See, I came up at a time when pretty much, the only people running any kind of Unix were elite enough to know what they were doing. In college, I talked a lot of shop with friends who ran all flavors of commercial Unixes (SunOS 4 & 5, AIX, HP/UX, IRIX, the occasional OSF/1) and Linux, and for a while had root on some AIX and HP/UX boxes myself. (I couldn't afford a spare x86 box for Linux to sit beside my IIsi 'till after I graduated.) This was a time when only the truly elite ran Linux. I remember people celebrating when the kernel finally went 1.0. About your only choice for installing a system was Slackware... there were a couple of other minor distributions, but nobody I knew used them. (This was long before Red Hat.)
I came to see distributions as a means to quickly get a minimally functional system installed--kernel, networking, compilers and common language tools (perl, awk, sed, etc.) and perhaps a GUI. Everything else, you roll your own. And why wouldn't you? Actively developed software is always a few revisions past a CD. And why install packages you're not going to use?
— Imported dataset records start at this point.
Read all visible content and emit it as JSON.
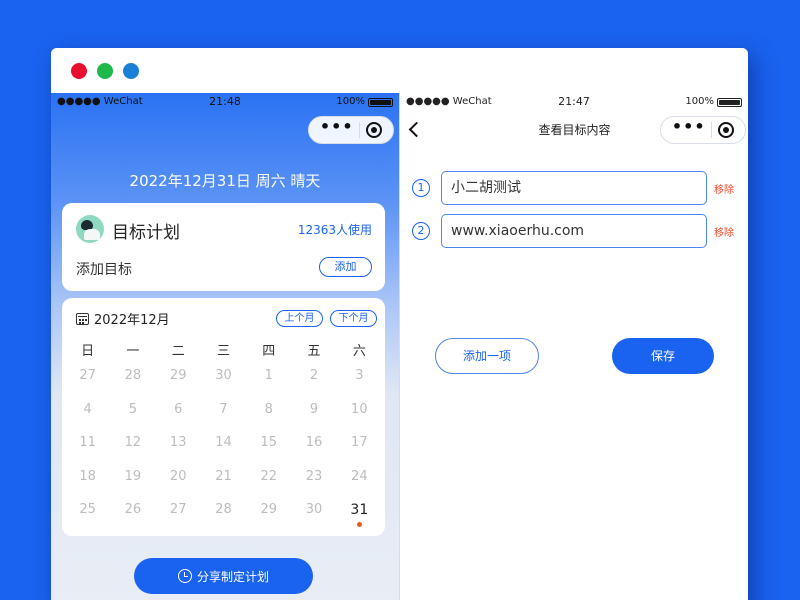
{
  "window": {
    "controls": [
      "close",
      "minimize",
      "maximize"
    ]
  },
  "left_phone": {
    "status": {
      "signal": "●●●●● WeChat",
      "time": "21:48",
      "battery": "100%"
    },
    "date_line": "2022年12月31日 周六 晴天",
    "goal_card": {
      "title": "目标计划",
      "users": "12363人使用",
      "add_label": "添加目标",
      "add_button": "添加"
    },
    "calendar": {
      "month_title": "2022年12月",
      "prev_month": "上个月",
      "next_month": "下个月",
      "weekdays": [
        "日",
        "一",
        "二",
        "三",
        "四",
        "五",
        "六"
      ],
      "weeks": [
        [
          "27",
          "28",
          "29",
          "30",
          "1",
          "2",
          "3"
        ],
        [
          "4",
          "5",
          "6",
          "7",
          "8",
          "9",
          "10"
        ],
        [
          "11",
          "12",
          "13",
          "14",
          "15",
          "16",
          "17"
        ],
        [
          "18",
          "19",
          "20",
          "21",
          "22",
          "23",
          "24"
        ],
        [
          "25",
          "26",
          "27",
          "28",
          "29",
          "30",
          "31"
        ]
      ],
      "today": "31"
    },
    "share_button": "分享制定计划"
  },
  "right_phone": {
    "status": {
      "signal": "●●●●● WeChat",
      "time": "21:47",
      "battery": "100%"
    },
    "nav_title": "查看目标内容",
    "items": [
      {
        "num": "1",
        "value": "小二胡测试",
        "remove": "移除"
      },
      {
        "num": "2",
        "value": "www.xiaoerhu.com",
        "remove": "移除"
      }
    ],
    "add_item_button": "添加一项",
    "save_button": "保存"
  },
  "colors": {
    "background": "#1a63f0",
    "accent": "#1a63f0",
    "remove": "#f04a2a",
    "today_dot": "#e85a1a"
  }
}
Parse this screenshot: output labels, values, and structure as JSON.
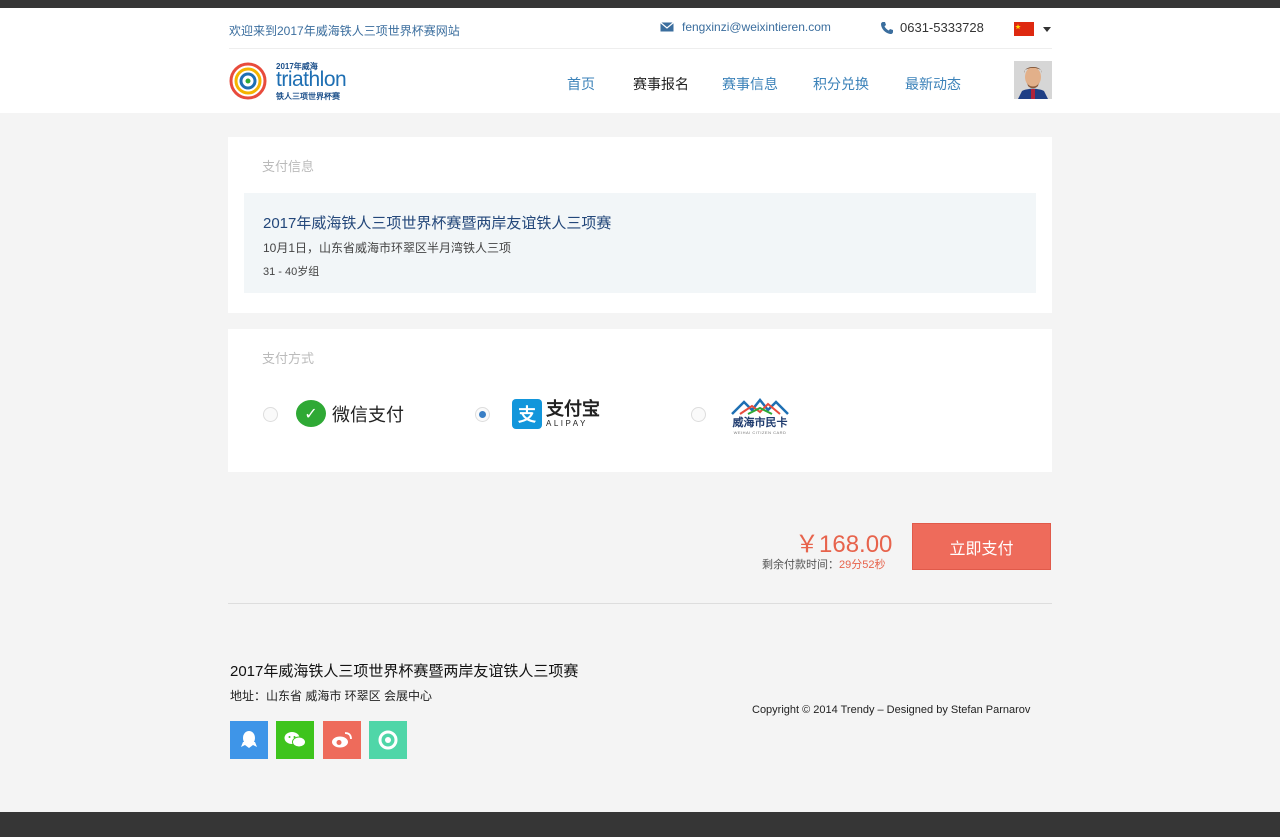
{
  "header": {
    "welcome": "欢迎来到2017年威海铁人三项世界杯赛网站",
    "email": "fengxinzi@weixintieren.com",
    "phone": "0631-5333728",
    "logo": {
      "year": "2017年威海",
      "name": "triathlon",
      "sub": "铁人三项世界杯赛"
    },
    "nav": [
      "首页",
      "赛事报名",
      "赛事信息",
      "积分兑换",
      "最新动态"
    ],
    "active_nav": "赛事报名"
  },
  "payment_info": {
    "title": "支付信息",
    "event_name": "2017年威海铁人三项世界杯赛暨两岸友谊铁人三项赛",
    "event_date_location": "10月1日，山东省威海市环翠区半月湾铁人三项",
    "age_group": "31 - 40岁组"
  },
  "payment_method": {
    "title": "支付方式",
    "wechat_label": "微信支付",
    "alipay_label": "支付宝",
    "alipay_sub": "ALIPAY",
    "weihai_card_label": "威海市民卡",
    "weihai_card_sub": "WEIHAI CITIZEN CARD",
    "selected": "alipay"
  },
  "order": {
    "price": "￥168.00",
    "timer_label": "剩余付款时间：",
    "timer_value": "29分52秒",
    "pay_button": "立即支付"
  },
  "footer": {
    "title": "2017年威海铁人三项世界杯赛暨两岸友谊铁人三项赛",
    "address": "地址：山东省 威海市 环翠区 会展中心",
    "copyright": "Copyright © 2014 Trendy – Designed by Stefan Parnarov",
    "social": [
      "qq-icon",
      "wechat-icon",
      "weibo-icon",
      "moments-icon"
    ]
  },
  "colors": {
    "accent": "#ee6b5b",
    "link": "#3b82b9",
    "qq": "#3e95e8",
    "wechat": "#3ec41c",
    "weibo": "#ee6b5b",
    "moments": "#4fd6a8"
  }
}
I suppose it was inevitable, distributions sprung up to serve more complex needs... friendlier GUI desktops, simpler installation and administration, binary package management, security, embedded applications, and more. Distributions sprung up around other kernels, mainly the BSD variants. Still, each one fills a set of needs, from technical and usability perspectives. And everyone's needs vary.
BTW, if anyone's considering offering a "correction" that the name "Linux" should be prefixed by "GNU/", you need to join RMS in fucking yourself.